Email Print Share

Research News

Red seaweeds, including those in sushi, thrive despite ancestor's loss of genes

Study may spawn ways to genetically alter red algae

Red seaweed

Red seaweed growing along the coast of South Korea.


October 31, 2019

You'd think that losing 25 percent of your genes would be a big problem for survival. But not for red algae, including the seaweed used to wrap sushi.

Red algae include phytoplankton and seaweeds, also known as macroalgae. Some red seaweeds are major crops in Japan, Korea and China, where they serve as sushi wrap, among other uses. Red seaweeds are also used as food thickeners and emulsifiers and in molecular biology experiments.

An ancestor of red algae lost about a quarter of its genes roughly one billion years ago, but the algae still became dominant in coastal areas around the world, according to NSF-funded Rutgers University biologist Debashish Bhattacharya, who co-authored a study in the journal Nature Communications.

The research may help in the creation of genetically altered seaweeds that could be used as crops, assist in predicting the spread of seaweed pests, and – as climate warms and pollution possibly increases – control invasive seaweeds that blanket shorelines.

Scientists believe the 25 percent loss in genetic material resulted from adaptation by the red algae's ancestor to an extreme environment such as a hot spring or low-nutrient habitat. How did the algae manage to escape these challenging conditions?
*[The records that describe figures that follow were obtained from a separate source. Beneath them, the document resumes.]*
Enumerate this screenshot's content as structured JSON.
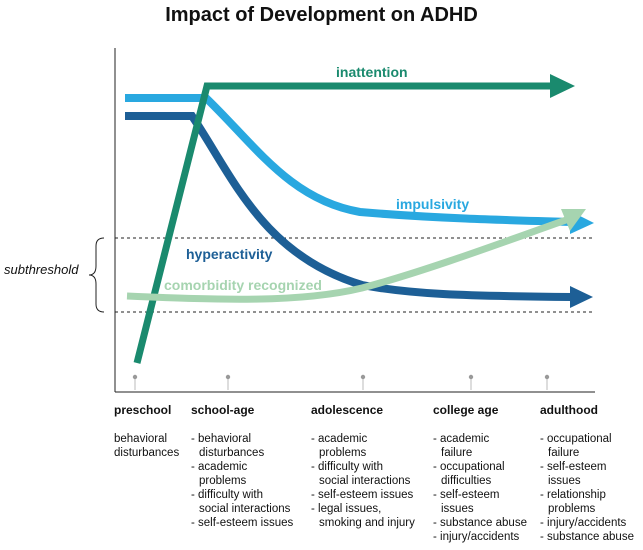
{
  "title": "Impact of Development on ADHD",
  "subthreshold_label": "subthreshold",
  "curves": {
    "inattention": {
      "label": "inattention",
      "color": "#1a8a6e"
    },
    "impulsivity": {
      "label": "impulsivity",
      "color": "#29a8e0"
    },
    "hyperactivity": {
      "label": "hyperactivity",
      "color": "#1d5f96"
    },
    "comorbidity": {
      "label": "comorbidity recognized",
      "color": "#a6d4b0"
    }
  },
  "stages": [
    {
      "name": "preschool",
      "items": [
        [
          "behavioral",
          "disturbances"
        ]
      ],
      "plain": true
    },
    {
      "name": "school-age",
      "items": [
        [
          "- behavioral",
          "disturbances"
        ],
        [
          "- academic",
          "problems"
        ],
        [
          "- difficulty with",
          "social interactions"
        ],
        [
          "- self-esteem issues"
        ]
      ]
    },
    {
      "name": "adolescence",
      "items": [
        [
          "- academic",
          "problems"
        ],
        [
          "- difficulty with",
          "social interactions"
        ],
        [
          "- self-esteem issues"
        ],
        [
          "- legal issues,",
          "smoking and injury"
        ]
      ]
    },
    {
      "name": "college age",
      "items": [
        [
          "- academic",
          "failure"
        ],
        [
          "- occupational",
          "difficulties"
        ],
        [
          "- self-esteem",
          "issues"
        ],
        [
          "- substance abuse"
        ],
        [
          "- injury/accidents"
        ]
      ]
    },
    {
      "name": "adulthood",
      "items": [
        [
          "- occupational",
          "failure"
        ],
        [
          "- self-esteem",
          "issues"
        ],
        [
          "- relationship",
          "problems"
        ],
        [
          "- injury/accidents"
        ],
        [
          "- substance abuse"
        ]
      ]
    }
  ]
}
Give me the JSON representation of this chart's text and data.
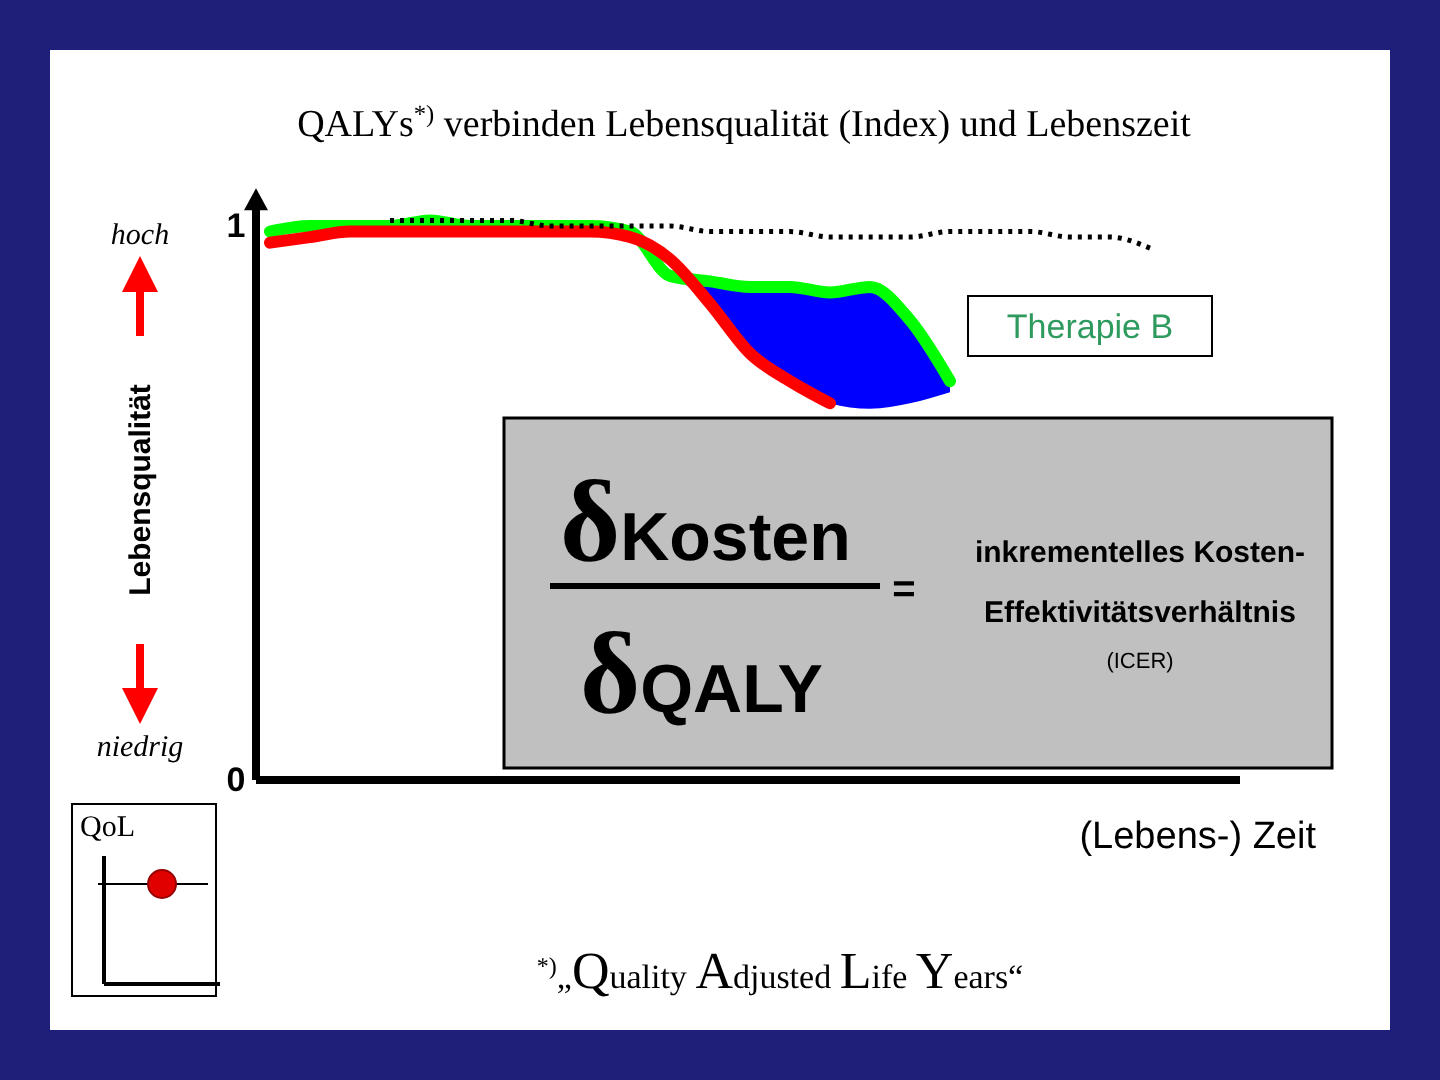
{
  "chart_data": {
    "type": "line",
    "title": "QALYs$^{*)}$ verbinden Lebensqualität (Index) und Lebenszeit",
    "ylabel": "Lebensqualität",
    "xlabel": "(Lebens-) Zeit",
    "categories": [
      null,
      null,
      null,
      null,
      null,
      null,
      null,
      null,
      null,
      null,
      null,
      null,
      null,
      null,
      null,
      null,
      null,
      null,
      null,
      null,
      null,
      null,
      null,
      null,
      null
    ],
    "ylim": [
      0,
      1.05
    ],
    "yticks": [
      0,
      1
    ],
    "grid": false,
    "legend": "top right",
    "line_style": "solid",
    "marker": "none",
    "series": [
      {
        "name": "Therapie B",
        "color": "#00ff00",
        "values": [
          0.99,
          1.0,
          1.0,
          1.0,
          1.01,
          1.0,
          1.0,
          1.0,
          1.0,
          0.99,
          0.91,
          0.9,
          0.89,
          0.89,
          0.88,
          0.89,
          0.83,
          0.72,
          null,
          null,
          null,
          null,
          null,
          null,
          null
        ],
        "lower": [
          null,
          null,
          null,
          null,
          null,
          null,
          null,
          null,
          null,
          null,
          0.91,
          0.86,
          0.77,
          0.72,
          0.68,
          0.67,
          0.68,
          0.7,
          null,
          null,
          null,
          null,
          null,
          null,
          null
        ],
        "upper": [
          null,
          null,
          null,
          null,
          null,
          null,
          null,
          null,
          null,
          null,
          0.91,
          0.9,
          0.89,
          0.89,
          0.88,
          0.89,
          0.83,
          0.72,
          null,
          null,
          null,
          null,
          null,
          null,
          null
        ]
      },
      {
        "color": "#ff0000",
        "values": [
          0.97,
          0.98,
          0.99,
          0.99,
          0.99,
          0.99,
          0.99,
          0.99,
          0.99,
          0.98,
          0.94,
          0.86,
          0.77,
          0.72,
          0.68,
          null,
          null,
          null,
          null,
          null,
          null,
          null,
          null,
          null,
          null
        ]
      },
      {
        "color": "#000000",
        "line_style": "dotted",
        "values": [
          null,
          null,
          null,
          1.01,
          1.01,
          1.01,
          1.01,
          1.0,
          1.0,
          1.0,
          1.0,
          0.99,
          0.99,
          0.99,
          0.98,
          0.98,
          0.98,
          0.99,
          0.99,
          0.99,
          0.98,
          0.98,
          0.96,
          null,
          null
        ]
      }
    ],
    "annotations": [
      "hoch",
      "niedrig",
      "δKosten",
      "δQALY",
      "=",
      "inkrementelles Kosten-",
      "Effektivitätsverhältnis",
      "(ICER)",
      "QoL",
      "$^{*)}$„Quality Adjusted Life Years“"
    ]
  }
}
"It is a story akin to the phoenix rising from the ashes, and the study answers an important question in evolution," said Bhattacharya. "This lineage has an amazing evolutionary history and the algae now thrive in a much more diverse environment than hot springs."

Added Dan Thornhill, a program director in NSF's Division of Ocean Sciences, which funded the research, "It's surprising that a major group of marine algae succeeded after losing much of its genetic inventory. This study uncovered fascinating mechanisms, including genetic duplications and acquisition of genes from other organisms, that enabled red algae to radiate throughout the world's oceans."